Class members who are diagnosed with NHL could still sue Monsanto if they chose to waive their right to compensation from the fund, or if the fund expired; however, they couldn’t seek punitive damages, the judge noted. Chhabria also shared concerns about effectively notifying people of their right to opt out of a settlement agreement he described as “exceedingly complex.”
“If notice in this situation could ever be adequate, it would need to communicate the settlement’s message very clearly and offer something sufficiently valuable and tangible to make it worth the potential class members’ attention,” Chhabria wrote. “This settlement, and the proposed program for publicizing it, do not come close to accomplishing that. Indeed, for people who have not been diagnosed with NHL, the notice’s message is so garbled that they are likely to ignore it.”
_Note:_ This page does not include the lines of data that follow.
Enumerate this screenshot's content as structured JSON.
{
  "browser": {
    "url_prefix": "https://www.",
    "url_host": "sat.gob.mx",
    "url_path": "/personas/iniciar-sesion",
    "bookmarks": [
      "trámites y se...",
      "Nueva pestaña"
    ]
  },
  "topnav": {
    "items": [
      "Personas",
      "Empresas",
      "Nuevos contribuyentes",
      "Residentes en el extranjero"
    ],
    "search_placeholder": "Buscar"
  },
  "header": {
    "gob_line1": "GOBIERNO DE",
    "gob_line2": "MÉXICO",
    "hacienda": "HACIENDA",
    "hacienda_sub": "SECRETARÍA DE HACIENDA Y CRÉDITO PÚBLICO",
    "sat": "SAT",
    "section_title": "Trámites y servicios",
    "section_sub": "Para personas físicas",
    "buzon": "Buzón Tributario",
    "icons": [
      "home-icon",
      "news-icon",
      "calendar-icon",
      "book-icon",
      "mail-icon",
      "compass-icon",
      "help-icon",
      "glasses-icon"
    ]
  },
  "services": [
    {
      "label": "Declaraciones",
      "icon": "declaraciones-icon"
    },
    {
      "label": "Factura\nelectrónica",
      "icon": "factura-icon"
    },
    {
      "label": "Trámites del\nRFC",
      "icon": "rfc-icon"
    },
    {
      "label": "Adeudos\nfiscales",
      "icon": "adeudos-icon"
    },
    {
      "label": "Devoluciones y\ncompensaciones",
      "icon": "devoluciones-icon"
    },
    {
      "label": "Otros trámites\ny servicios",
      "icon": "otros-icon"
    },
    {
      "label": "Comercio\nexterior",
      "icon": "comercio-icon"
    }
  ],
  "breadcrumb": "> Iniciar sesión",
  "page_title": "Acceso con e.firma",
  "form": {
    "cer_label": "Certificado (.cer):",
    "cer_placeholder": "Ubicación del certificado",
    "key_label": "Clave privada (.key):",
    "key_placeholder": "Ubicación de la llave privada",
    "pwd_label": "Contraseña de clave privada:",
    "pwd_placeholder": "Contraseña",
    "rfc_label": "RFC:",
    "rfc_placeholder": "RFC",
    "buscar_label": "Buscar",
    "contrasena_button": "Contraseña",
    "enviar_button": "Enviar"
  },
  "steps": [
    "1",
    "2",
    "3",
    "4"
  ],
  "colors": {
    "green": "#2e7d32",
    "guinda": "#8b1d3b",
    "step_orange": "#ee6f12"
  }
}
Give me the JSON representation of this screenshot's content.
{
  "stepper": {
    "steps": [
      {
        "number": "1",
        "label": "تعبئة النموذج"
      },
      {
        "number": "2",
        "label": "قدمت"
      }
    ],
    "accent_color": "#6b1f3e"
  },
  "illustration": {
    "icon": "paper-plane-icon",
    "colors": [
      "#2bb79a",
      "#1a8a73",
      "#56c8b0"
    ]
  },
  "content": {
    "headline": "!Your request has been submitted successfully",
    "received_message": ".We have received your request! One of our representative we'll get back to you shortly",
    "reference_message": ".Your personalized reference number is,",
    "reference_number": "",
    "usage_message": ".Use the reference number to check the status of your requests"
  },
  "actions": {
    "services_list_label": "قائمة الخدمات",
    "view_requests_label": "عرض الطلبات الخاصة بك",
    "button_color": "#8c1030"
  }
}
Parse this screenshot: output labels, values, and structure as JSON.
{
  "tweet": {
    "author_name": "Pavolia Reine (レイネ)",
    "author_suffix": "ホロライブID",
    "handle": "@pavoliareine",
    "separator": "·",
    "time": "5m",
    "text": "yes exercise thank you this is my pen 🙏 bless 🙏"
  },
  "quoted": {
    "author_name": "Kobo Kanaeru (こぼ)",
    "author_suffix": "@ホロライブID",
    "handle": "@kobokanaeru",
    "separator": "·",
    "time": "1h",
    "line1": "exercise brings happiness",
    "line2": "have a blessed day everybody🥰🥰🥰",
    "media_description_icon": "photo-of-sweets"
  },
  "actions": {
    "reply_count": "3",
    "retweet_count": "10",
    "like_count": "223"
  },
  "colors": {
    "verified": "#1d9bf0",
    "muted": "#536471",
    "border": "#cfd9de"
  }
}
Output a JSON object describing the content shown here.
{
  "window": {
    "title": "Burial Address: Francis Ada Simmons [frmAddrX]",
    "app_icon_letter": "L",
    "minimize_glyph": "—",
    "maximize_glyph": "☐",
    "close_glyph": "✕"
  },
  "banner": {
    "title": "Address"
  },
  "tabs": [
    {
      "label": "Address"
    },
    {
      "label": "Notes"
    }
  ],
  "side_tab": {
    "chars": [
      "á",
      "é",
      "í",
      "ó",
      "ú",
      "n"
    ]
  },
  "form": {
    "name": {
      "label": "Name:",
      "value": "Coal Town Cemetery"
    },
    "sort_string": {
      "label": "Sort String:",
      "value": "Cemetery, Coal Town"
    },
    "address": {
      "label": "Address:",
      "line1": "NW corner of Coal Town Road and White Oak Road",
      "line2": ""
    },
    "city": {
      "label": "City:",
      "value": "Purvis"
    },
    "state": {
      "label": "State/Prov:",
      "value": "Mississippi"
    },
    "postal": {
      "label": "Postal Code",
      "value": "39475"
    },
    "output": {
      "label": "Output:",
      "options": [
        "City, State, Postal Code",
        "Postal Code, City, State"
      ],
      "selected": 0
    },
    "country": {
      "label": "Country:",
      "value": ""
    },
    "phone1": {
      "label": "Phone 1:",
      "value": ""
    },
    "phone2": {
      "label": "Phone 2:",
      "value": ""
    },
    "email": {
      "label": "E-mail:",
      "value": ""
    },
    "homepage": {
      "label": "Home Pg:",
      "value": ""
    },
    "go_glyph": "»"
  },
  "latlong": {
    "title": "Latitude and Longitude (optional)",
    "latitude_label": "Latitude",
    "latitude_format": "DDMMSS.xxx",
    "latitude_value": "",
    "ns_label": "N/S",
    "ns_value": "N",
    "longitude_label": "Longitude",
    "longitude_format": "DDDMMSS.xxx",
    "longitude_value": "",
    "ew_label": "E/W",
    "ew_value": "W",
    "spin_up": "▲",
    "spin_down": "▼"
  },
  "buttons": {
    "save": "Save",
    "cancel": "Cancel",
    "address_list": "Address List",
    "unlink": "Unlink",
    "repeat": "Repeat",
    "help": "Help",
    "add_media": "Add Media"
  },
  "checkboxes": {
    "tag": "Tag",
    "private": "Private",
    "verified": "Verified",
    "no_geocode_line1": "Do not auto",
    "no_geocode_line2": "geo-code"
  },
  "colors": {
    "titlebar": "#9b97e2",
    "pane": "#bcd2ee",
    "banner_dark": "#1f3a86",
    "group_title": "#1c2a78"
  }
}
Ongoing disputes over Roundup
Earlier this month, in a 2-to-1 decision, a three-judge panel of the U.S. Court of Appeals for the Ninth Circuit affirmed a lower court’s judgment in favor of Edwin Hardeman, whose case against Monsanto received national media attention.
Hardeman was diagnosed with Non-Hodgkin lymphoma in 2015 and his case is one of about 5,000 in federal court alleging Roundup causes NHL, according to the Ninth Circuit. A jury awarded him more than $80 million, although the district court later reduced the punitive damages award from $75 million to $20 million.
Bayer continues to assert Roundup is safe. As part of its five-point plan to address the litigation, the company disclosed it planned to create and promote a website with scientific studies relevant to the safety of Roundup.
The company quoted a brief filed recently with the Ninth Circuit, in which the Environmental Protection Agency asserted glyphosate “poses no human-health risks of concern.”
“Thus, these actions are being taken exclusively to manage litigation risk and not because of any safety concerns,” Bayer proclaimed in its news release.